The school board has sent residents a notice that it will hold a special meeting Nov. 23 to consider ending the expanded arrangement and having its kindergarten through sixth-grade students return to its lone school.
The board now says it entered into the agreement because it was being pressured by the state to consolidate with other districts and could take the pressure off by expanding its agreement with Winslow for three years.
It also expected that Winslow would be able to provide Chesilhurst students with programming it could not provide itself because of budget constraints, including Spanish, art, music and a gifted program. But, board President Derek Kennedy said in his notice to residents, "many of the benefits we expected to occur have not."

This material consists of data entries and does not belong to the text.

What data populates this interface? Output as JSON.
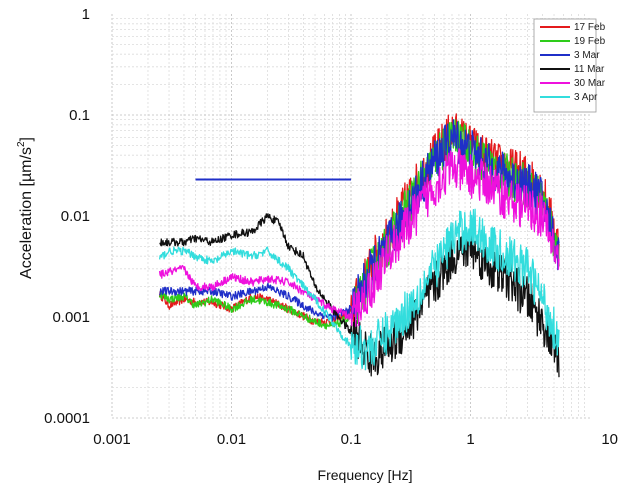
{
  "chart_data": {
    "type": "line",
    "title": "",
    "xlabel": "Frequency [Hz]",
    "ylabel_main": "Acceleration [",
    "ylabel_unit": "µm/s",
    "ylabel_sup": "2",
    "ylabel_close": "]",
    "x_scale": "log",
    "y_scale": "log",
    "xlim": [
      0.001,
      10
    ],
    "ylim": [
      0.0001,
      1
    ],
    "x_ticks": [
      0.001,
      0.01,
      0.1,
      1,
      10
    ],
    "x_tick_labels": [
      "0.001",
      "0.01",
      "0.1",
      "1",
      "10"
    ],
    "y_ticks": [
      0.0001,
      0.001,
      0.01,
      0.1,
      1
    ],
    "y_tick_labels": [
      "0.0001",
      "0.001",
      "0.01",
      "0.1",
      "1"
    ],
    "grid": true,
    "legend_position": "top-right",
    "reference_line": {
      "color": "#1f2fc8",
      "x": [
        0.005,
        0.1
      ],
      "y": 0.023
    },
    "series": [
      {
        "name": "17 Feb",
        "color": "#e41a1c",
        "x": [
          0.0025,
          0.003,
          0.004,
          0.005,
          0.007,
          0.01,
          0.015,
          0.02,
          0.03,
          0.05,
          0.07,
          0.1,
          0.15,
          0.2,
          0.3,
          0.5,
          0.7,
          1,
          1.5,
          2,
          3,
          4,
          5.5
        ],
        "y": [
          0.0017,
          0.0013,
          0.0015,
          0.0014,
          0.0014,
          0.0012,
          0.0016,
          0.0015,
          0.0012,
          0.0009,
          0.0009,
          0.0011,
          0.0035,
          0.006,
          0.015,
          0.04,
          0.07,
          0.05,
          0.035,
          0.03,
          0.025,
          0.018,
          0.005
        ]
      },
      {
        "name": "19 Feb",
        "color": "#2ecc1a",
        "x": [
          0.0025,
          0.003,
          0.004,
          0.005,
          0.007,
          0.01,
          0.015,
          0.02,
          0.03,
          0.05,
          0.07,
          0.1,
          0.15,
          0.2,
          0.3,
          0.5,
          0.7,
          1,
          1.5,
          2,
          3,
          4,
          5.5
        ],
        "y": [
          0.0017,
          0.0015,
          0.0016,
          0.0013,
          0.0015,
          0.0012,
          0.0015,
          0.0014,
          0.0012,
          0.0009,
          0.0008,
          0.001,
          0.003,
          0.005,
          0.013,
          0.035,
          0.06,
          0.045,
          0.03,
          0.025,
          0.02,
          0.015,
          0.004
        ]
      },
      {
        "name": "3 Mar",
        "color": "#1f2fc8",
        "x": [
          0.0025,
          0.003,
          0.004,
          0.005,
          0.007,
          0.01,
          0.015,
          0.02,
          0.03,
          0.05,
          0.07,
          0.1,
          0.15,
          0.2,
          0.3,
          0.5,
          0.7,
          1,
          1.5,
          2,
          3,
          4,
          5.5
        ],
        "y": [
          0.0018,
          0.0018,
          0.0018,
          0.0018,
          0.0018,
          0.0016,
          0.0018,
          0.002,
          0.0016,
          0.0011,
          0.001,
          0.0012,
          0.003,
          0.005,
          0.012,
          0.035,
          0.06,
          0.045,
          0.03,
          0.025,
          0.02,
          0.015,
          0.004
        ]
      },
      {
        "name": "11 Mar",
        "color": "#111111",
        "x": [
          0.0025,
          0.003,
          0.004,
          0.005,
          0.007,
          0.01,
          0.015,
          0.02,
          0.025,
          0.03,
          0.04,
          0.05,
          0.07,
          0.1,
          0.15,
          0.2,
          0.3,
          0.5,
          0.7,
          1,
          1.5,
          2,
          3,
          4,
          5.5
        ],
        "y": [
          0.0055,
          0.0055,
          0.0055,
          0.006,
          0.0055,
          0.0065,
          0.007,
          0.01,
          0.0085,
          0.005,
          0.004,
          0.002,
          0.0012,
          0.0007,
          0.0004,
          0.0005,
          0.0008,
          0.002,
          0.004,
          0.005,
          0.003,
          0.0025,
          0.0015,
          0.0009,
          0.0004
        ]
      },
      {
        "name": "30 Mar",
        "color": "#ee11dd",
        "x": [
          0.0025,
          0.003,
          0.004,
          0.005,
          0.007,
          0.01,
          0.015,
          0.02,
          0.03,
          0.05,
          0.07,
          0.1,
          0.15,
          0.2,
          0.3,
          0.5,
          0.7,
          1,
          1.5,
          2,
          3,
          4,
          5.5
        ],
        "y": [
          0.0026,
          0.0028,
          0.003,
          0.002,
          0.002,
          0.0025,
          0.0022,
          0.0024,
          0.0022,
          0.0015,
          0.0012,
          0.001,
          0.002,
          0.004,
          0.008,
          0.02,
          0.03,
          0.025,
          0.02,
          0.015,
          0.012,
          0.01,
          0.0035
        ]
      },
      {
        "name": "3 Apr",
        "color": "#33dddd",
        "x": [
          0.0025,
          0.003,
          0.004,
          0.005,
          0.007,
          0.01,
          0.015,
          0.02,
          0.03,
          0.04,
          0.05,
          0.07,
          0.1,
          0.15,
          0.2,
          0.3,
          0.5,
          0.7,
          1,
          1.5,
          2,
          3,
          4,
          5.5
        ],
        "y": [
          0.0038,
          0.0045,
          0.0045,
          0.004,
          0.0035,
          0.0045,
          0.004,
          0.0045,
          0.003,
          0.002,
          0.0015,
          0.0009,
          0.0005,
          0.0005,
          0.0007,
          0.0012,
          0.003,
          0.006,
          0.008,
          0.005,
          0.004,
          0.003,
          0.0015,
          0.0006
        ]
      }
    ]
  }
}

Kennedy wrote that board members expected Winslow to use Chesilhurst's school building to offset tuition costs with rental income, but that didn't happen. He also wrote that because Chesilhurst was lumped into state legislation declaring it a nonoperating school district in June, a de facto consolidation was created -- voiding the last two years of the three-year expanded agreement, eliminating the school board and possibly resulting in higher school taxes.

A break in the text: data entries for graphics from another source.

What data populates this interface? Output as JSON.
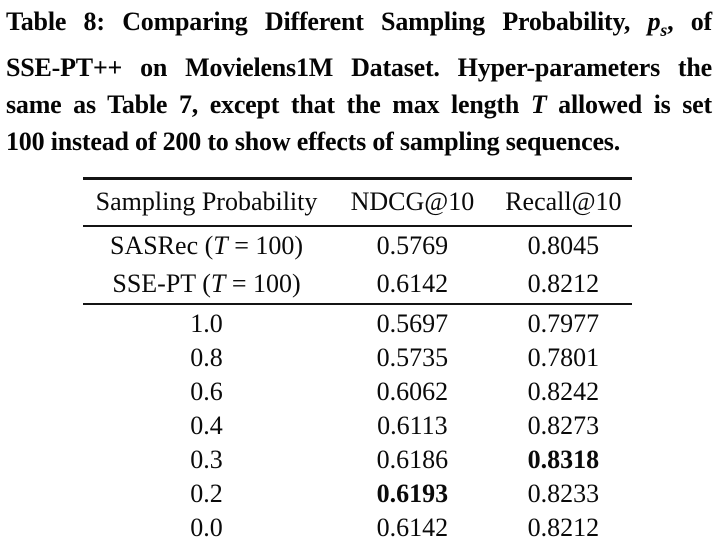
{
  "caption": {
    "lines": [
      {
        "pre": "Table 8: Comparing Different Sampling Probability, ",
        "var": "p",
        "sub": "s",
        "post": ", of"
      },
      {
        "pre": "SSE-PT++ on Movielens1M Dataset. Hyper-parameters the"
      },
      {
        "pre": "same as Table 7, except that the max length ",
        "var": "T",
        "post": " allowed is set"
      },
      {
        "pre": "100 instead of 200 to show effects of sampling sequences."
      }
    ]
  },
  "table": {
    "columns": [
      "Sampling Probability",
      "NDCG@10",
      "Recall@10"
    ],
    "baseline_rows": [
      {
        "label_pre": "SASRec (",
        "label_var": "T",
        "label_post": " = 100)",
        "ndcg": "0.5769",
        "recall": "0.8045",
        "ndcg_bold": false,
        "recall_bold": false
      },
      {
        "label_pre": "SSE-PT (",
        "label_var": "T",
        "label_post": " = 100)",
        "ndcg": "0.6142",
        "recall": "0.8212",
        "ndcg_bold": false,
        "recall_bold": false
      }
    ],
    "sampling_rows": [
      {
        "label": "1.0",
        "ndcg": "0.5697",
        "recall": "0.7977",
        "ndcg_bold": false,
        "recall_bold": false
      },
      {
        "label": "0.8",
        "ndcg": "0.5735",
        "recall": "0.7801",
        "ndcg_bold": false,
        "recall_bold": false
      },
      {
        "label": "0.6",
        "ndcg": "0.6062",
        "recall": "0.8242",
        "ndcg_bold": false,
        "recall_bold": false
      },
      {
        "label": "0.4",
        "ndcg": "0.6113",
        "recall": "0.8273",
        "ndcg_bold": false,
        "recall_bold": false
      },
      {
        "label": "0.3",
        "ndcg": "0.6186",
        "recall": "0.8318",
        "ndcg_bold": false,
        "recall_bold": true
      },
      {
        "label": "0.2",
        "ndcg": "0.6193",
        "recall": "0.8233",
        "ndcg_bold": true,
        "recall_bold": false
      },
      {
        "label": "0.0",
        "ndcg": "0.6142",
        "recall": "0.8212",
        "ndcg_bold": false,
        "recall_bold": false
      }
    ]
  },
  "colors": {
    "background": "#ffffff",
    "text": "#0a0a0a",
    "rule": "#141414"
  }
}
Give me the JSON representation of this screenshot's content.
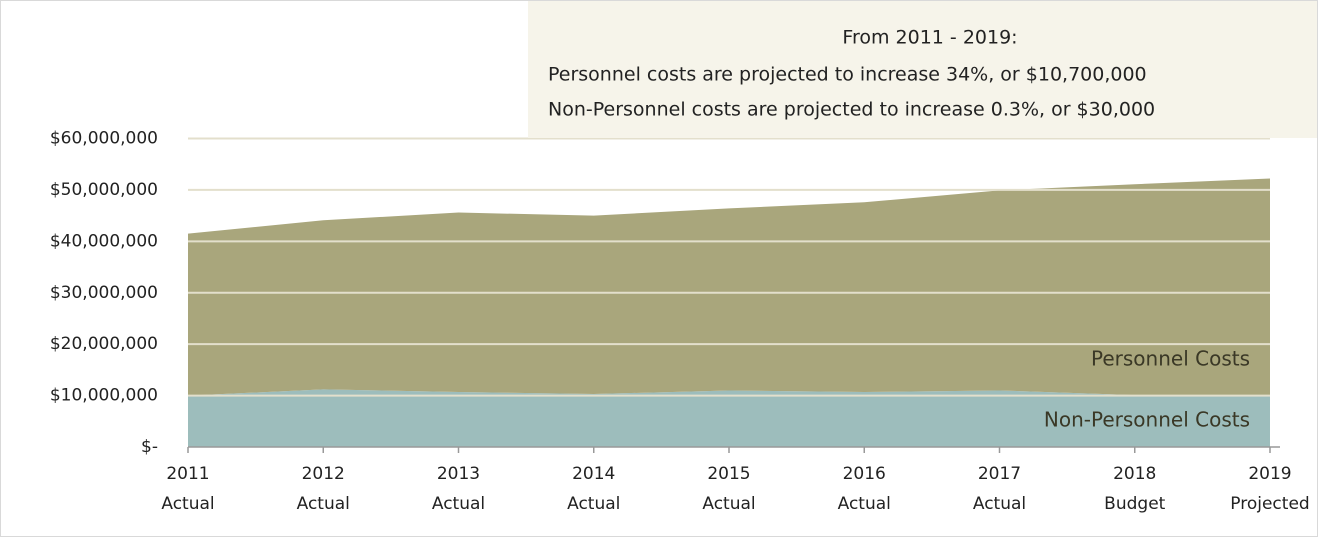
{
  "chart_data": {
    "type": "stacked_area",
    "annotation": [
      "From 2011 - 2019:",
      "Personnel costs are projected to increase 34%, or $10,700,000",
      "Non-Personnel costs are projected to increase 0.3%, or $30,000"
    ],
    "categories": [
      "2011",
      "2012",
      "2013",
      "2014",
      "2015",
      "2016",
      "2017",
      "2018",
      "2019"
    ],
    "category_sublabels": [
      "Actual",
      "Actual",
      "Actual",
      "Actual",
      "Actual",
      "Actual",
      "Actual",
      "Budget",
      "Projected"
    ],
    "series": [
      {
        "name": "Non-Personnel Costs",
        "color": "#9dbdbc",
        "values": [
          10000000,
          11200000,
          10700000,
          10300000,
          11000000,
          10700000,
          11000000,
          10100000,
          10030000
        ]
      },
      {
        "name": "Personnel Costs",
        "color": "#a9a67c",
        "values": [
          31500000,
          32900000,
          34900000,
          34700000,
          35400000,
          36900000,
          38900000,
          41000000,
          42200000
        ]
      }
    ],
    "ylim": [
      0,
      60000000
    ],
    "yticks": [
      {
        "value": 0,
        "label": "$-"
      },
      {
        "value": 10000000,
        "label": "$10,000,000"
      },
      {
        "value": 20000000,
        "label": "$20,000,000"
      },
      {
        "value": 30000000,
        "label": "$30,000,000"
      },
      {
        "value": 40000000,
        "label": "$40,000,000"
      },
      {
        "value": 50000000,
        "label": "$50,000,000"
      },
      {
        "value": 60000000,
        "label": "$60,000,000"
      }
    ],
    "grid": true
  }
}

In October, the Chesilhurst board authorized researching the feasibility of reopening the district's school, which opened in 1975 as the Chesilhurst School and was later renamed for Foster, a former longtime administrator.
The Nov. 23 meeting is the latest in a series of steps that have confounded many of the primarily black borough's 1,900 residents.
Faced with a state mandate to come up by March 2010 with a consolidation plan to merge with one or more other districts, the school board voted last spring to expand its sending-receiving relationship with Winslow, which was already accepting Chesilhurst's middle and high school students.